Um estudo publicado na quinta-feira (24) na Science mostra que o pastejo pode ter efeitos positivos nos serviços ecossistêmicos, particularmente em pastagens ricas em espécies, mas esses efeitos tornam-se negativos em um clima mais quente. A pesquisa foi liderada por pesquisadores do Dryland Ecology and Global Change Lab da Universidade de Alicante (UA) e realizado com mais de 100 instituições parceiras – dentre elas, as universidades estaduais de Feira de Santana e de Santa Cruz, na Bahia, Universidade Federal de Mato Grosso e Instituto Nacional da Mata Atlântica (INMA).
Essa é a primeira avaliação científica global dos impactos ecológicos do pastejo em terras secas, feita com análise de 326 terras áridas localizadas em 25 países dos seis continentes. No Brasil, a análise foi feita na Caatinga, um dos sistemas áridos com maior riqueza de espécies vegetais e temperaturas elevadas.
Os pesquisadores utilizaram protocolos padronizados para avaliar impactos no aumento da pressão de pastejo na capacidade das terras secas de fornecer serviços ecossistêmicos essenciais, como fertilidade e erosão do solo, produção de forragem/madeira e regulação do clima. “Isso nos permitiu caracterizar como os impactos do pastejo dependem do clima, do solo e das condições de biodiversidade locais e obter informações adicionais sobre o papel da biodiversidade no fornecimento de serviços ecossistêmicos essenciais para garantir a subsistência humana”, explica Fernando Maestre, que é Investigador Ilustre na UA e diretor do Laboratório de Ecologia de Terras Secas e Mudanças Globais.

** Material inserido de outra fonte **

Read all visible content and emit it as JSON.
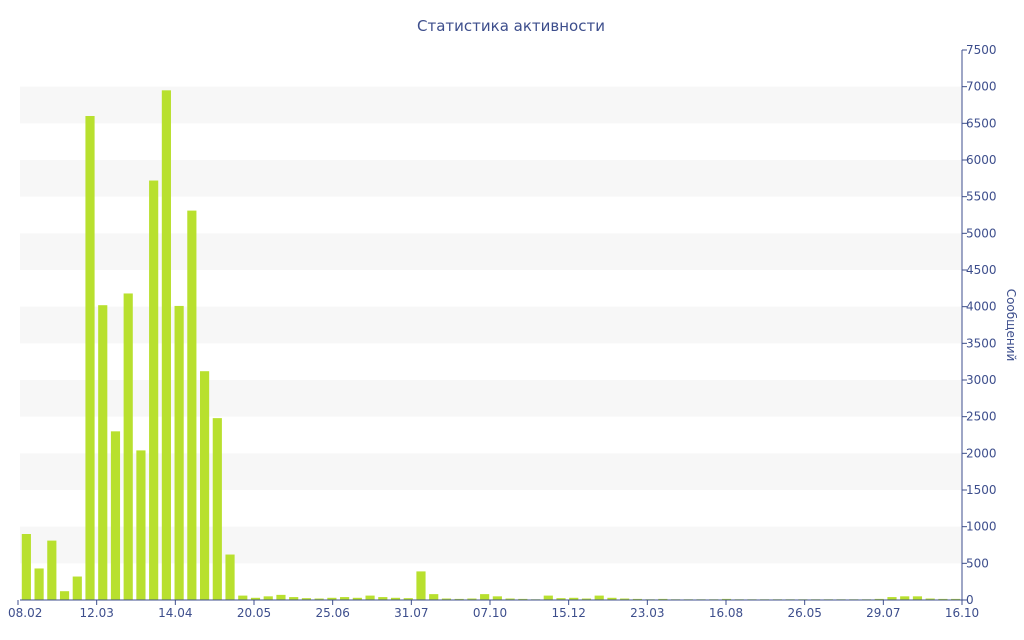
{
  "chart_data": {
    "type": "bar",
    "title": "Статистика активности",
    "ylabel": "Сообщений",
    "xlabel": "",
    "ylim": [
      0,
      7500
    ],
    "y_ticks": [
      0,
      500,
      1000,
      1500,
      2000,
      2500,
      3000,
      3500,
      4000,
      4500,
      5000,
      5500,
      6000,
      6500,
      7000,
      7500
    ],
    "x_tick_labels": [
      "08.02",
      "12.03",
      "14.04",
      "20.05",
      "25.06",
      "31.07",
      "07.10",
      "15.12",
      "23.03",
      "16.08",
      "26.05",
      "29.07",
      "16.10"
    ],
    "y_axis_position": "right",
    "grid": "horizontal bands",
    "bar_color": "#b8e02e",
    "band_color": "#f7f7f7",
    "axis_color": "#3d4e8c",
    "values": [
      900,
      430,
      810,
      120,
      320,
      6600,
      4020,
      2300,
      4180,
      2040,
      5720,
      6950,
      4010,
      5310,
      3120,
      2480,
      620,
      60,
      30,
      50,
      70,
      40,
      25,
      20,
      30,
      40,
      30,
      60,
      40,
      30,
      25,
      390,
      80,
      20,
      15,
      20,
      80,
      50,
      20,
      15,
      10,
      60,
      25,
      30,
      20,
      60,
      30,
      20,
      15,
      10,
      15,
      10,
      10,
      10,
      10,
      15,
      10,
      10,
      10,
      10,
      10,
      10,
      10,
      10,
      10,
      10,
      10,
      15,
      40,
      50,
      50,
      20,
      15,
      15
    ]
  }
}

As relações entre clima, condições do solo, biodiversidade e serviços ecossistêmicos variavam com a pressão do pastejo. “Os estoques de carbono diminuíram e a erosão do solo aumentou à medida que o clima se tornou mais quente sob alta pressão de pastejo, algo que não foi observado sob baixa pressão de pastejo. Esses resultados sugerem que a resposta das terras áridas às mudanças climáticas em curso pode depender de como as administramos localmente”, indica Nicolas Gross, pesquisador do Instituto Nacional de Pesquisa para Agricultura, Alimentação e Meio Ambiente (INRAE, França) e coautor do estudo.

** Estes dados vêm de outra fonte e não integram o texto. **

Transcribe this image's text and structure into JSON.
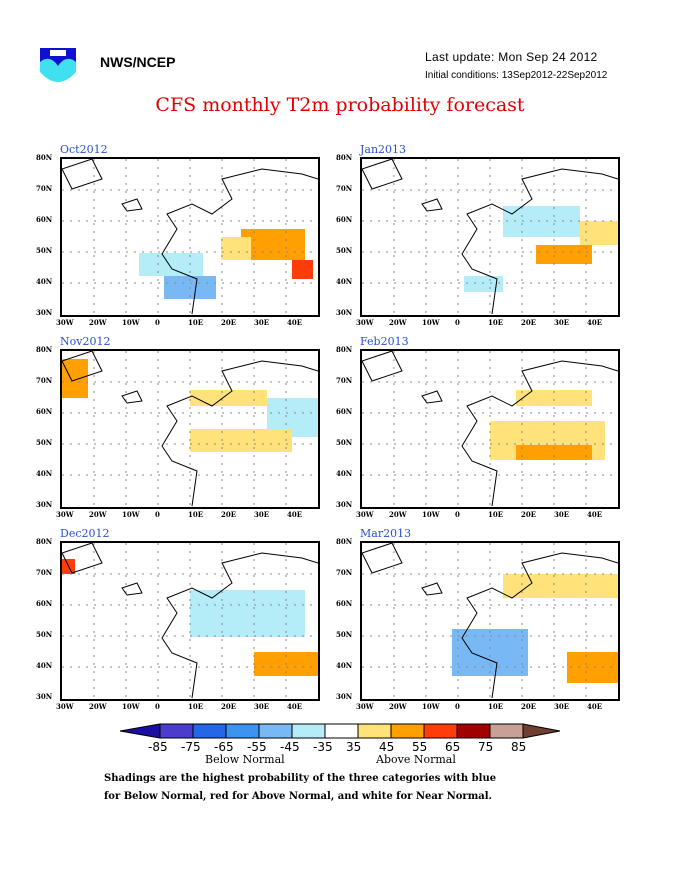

Os impactos do aumento da pressão de pastejo mudaram de ‘preferencialmente positivos’, em terras secas mais frias com menor sazonalidade de chuvas e maior riqueza de espécies de plantas, para ‘negativos’, em terras secas mais quentes com menor diversidade de plantas e maior sazonalidade de chuvas. “Não existe um tamanho único quando se trata de pastagem em terras secas. Quaisquer efeitos do pastejo, particularmente o sobrepastejo, variam em todo o mundo, tornando importante considerar as condições locais ao manejar os animais de criação, como caprinos e bovinos e os herbívoros selvagens”, diz David Eldridge, da Universidade de New South Wales (Austrália) e coautor do estudo.

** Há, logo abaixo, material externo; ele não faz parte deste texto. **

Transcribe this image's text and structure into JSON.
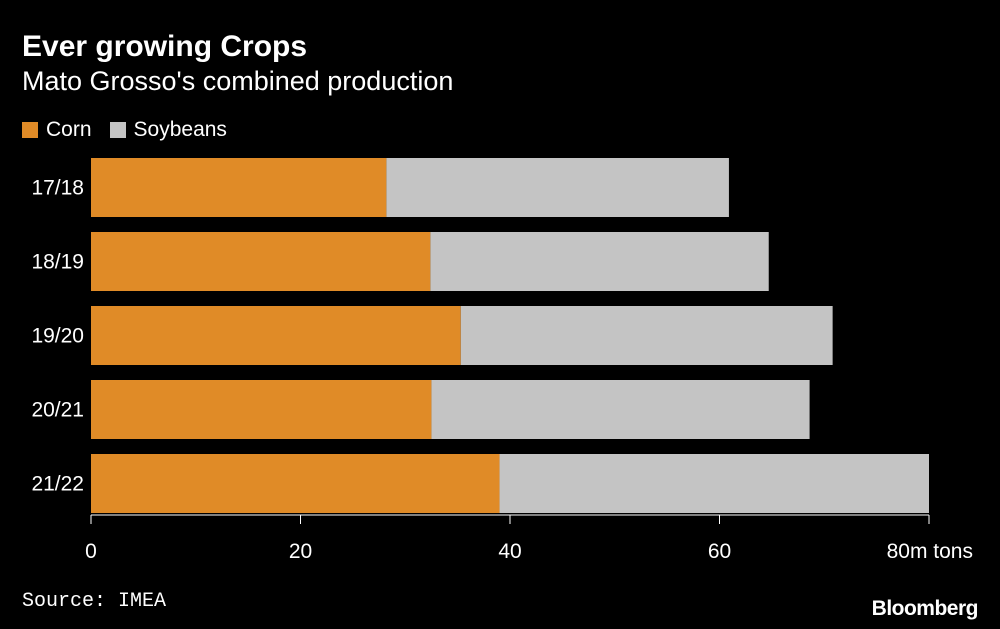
{
  "chart_data": {
    "type": "bar",
    "orientation": "horizontal",
    "stacked": true,
    "title": "Ever growing Crops",
    "subtitle": "Mato Grosso's combined production",
    "categories": [
      "17/18",
      "18/19",
      "19/20",
      "20/21",
      "21/22"
    ],
    "series": [
      {
        "name": "Corn",
        "color": "#e08b27",
        "values": [
          28.2,
          32.4,
          35.3,
          32.5,
          39.0
        ]
      },
      {
        "name": "Soybeans",
        "color": "#c4c4c4",
        "values": [
          32.7,
          32.3,
          35.5,
          36.1,
          41.0
        ]
      }
    ],
    "xlim": [
      0,
      80
    ],
    "xticks": [
      0,
      20,
      40,
      60,
      80
    ],
    "xtick_labels": [
      "0",
      "20",
      "40",
      "60",
      "80m tons"
    ],
    "legend": "top-left"
  },
  "source": "Source: IMEA",
  "brand": "Bloomberg"
}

Os autores também observaram que a diversidade de plantas vasculares e de mamíferos herbívoros estava positivamente ligada ao fornecimento de serviços essenciais, como o armazenamento de carbono, que desempenha um papel fundamental na regulação do clima. “Nossos resultados destacam claramente a importância de preservar a biodiversidade das terras secas globais em sua totalidade, não apenas para conservar sua capacidade de fornecer serviços essenciais para os seres humanos, mas também para mitigar as mudanças climáticas”, aponta Yoann Pinguet, do Centro Nacional de Pesquisa Científica (CNRS, França) e coautor do estudo.
O pesquisador da Universidade Estadual de Santa Cruz e coautor do estudo Frederic Hughes avalia que se faz necessário compreender mais detalhadamente os efeitos negativos do pastejo na biodiversidade na região da Caatinga em um contexto de crise climática. “Cerca de 12% da população brasileira convive no nosso semiárido, população que está sujeita a níveis altíssimos de exclusão social e degradação dos espaços naturais”.
Abel Conceição, professor da Universidade Estadual de Feira de Santana, na Bahia, que também participou do estudo, complementa: “nesse cenário de elevação de temperatura global, nosso estudo ressalta o grande desafio que será aumentar a produção de alimento destinado às populações pobres de regiões secas e degradadas sem que haja intensificação do pastejo e colapso nos serviços ecossistêmicos dessas regiões”.
As conclusões deste estudo podem auxiliar uma gestão mais sustentável das pastagens, bem como para estabelecer uma gestão eficaz e ações de restauração destinadas a mitigar os efeitos da mudança climática em curso e a desertificação em terras secas globais.